Note that it ain’t the ramming alone: everyone lapses or gets sidetracked at some point or another. It’s the failure to acknowledge that your lapse may have affected someone else. We live in the world with other people, lots of 'em; politesse is a necessary social lubricant. A lot of people seem to forget that.
@japhroaig, I don’t consider that jerkish at all, provided you walk the walk when you yourself lapse. Sometimes it’s necessary to assert that you are indeed a person, not an inconveniently placed object. (“Sometimes” seems to be more often as times passes, unfortunately.)
You clearly explained their goal quite well yourself: “Alienating everybody as they descend into an echo-chamber of belligerence.” They want to run off the people on forum(s) who say things they disagree with, until only people who agree with them are left. Honestly, I’d say most people on internet forums do that to some extent. We certainly do here on BoingBoing, when someone shows up spouting sexist/homophobic/racist/etc bullshit. It ultimately boils down to “achieve victory over the opposition,” which is pretty nearly a universal human motivation, for reasonably broad definitions of “opposition” and “victory.”
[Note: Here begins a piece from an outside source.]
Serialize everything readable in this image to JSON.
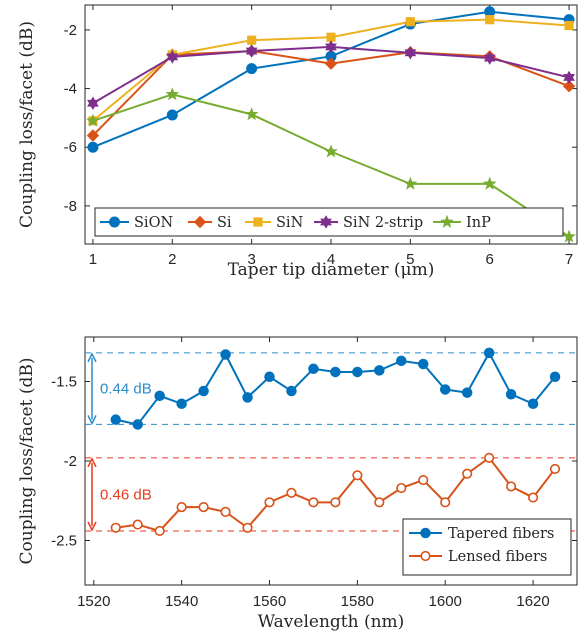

That’s one hell of a piece of logic you’ve got going on there. You’re making ludicrous assumptions about women who sue their former employers, even while noting that people can be fired for unfair reasons. Those women, always whining about gender bias when they should really keep their mouths shut, amirite?
Also,
If a woman person of color is fired unfairly and then can find an attorney to make a gender racial-bias case, the result will be that boards think twice before promoting women people of color.
FTFY, and maybe that makes the horseshit-edness of your statement a little more clear.
Emphasis mine.
For one thing, work on how you state things because, oh, look, your bias is showing.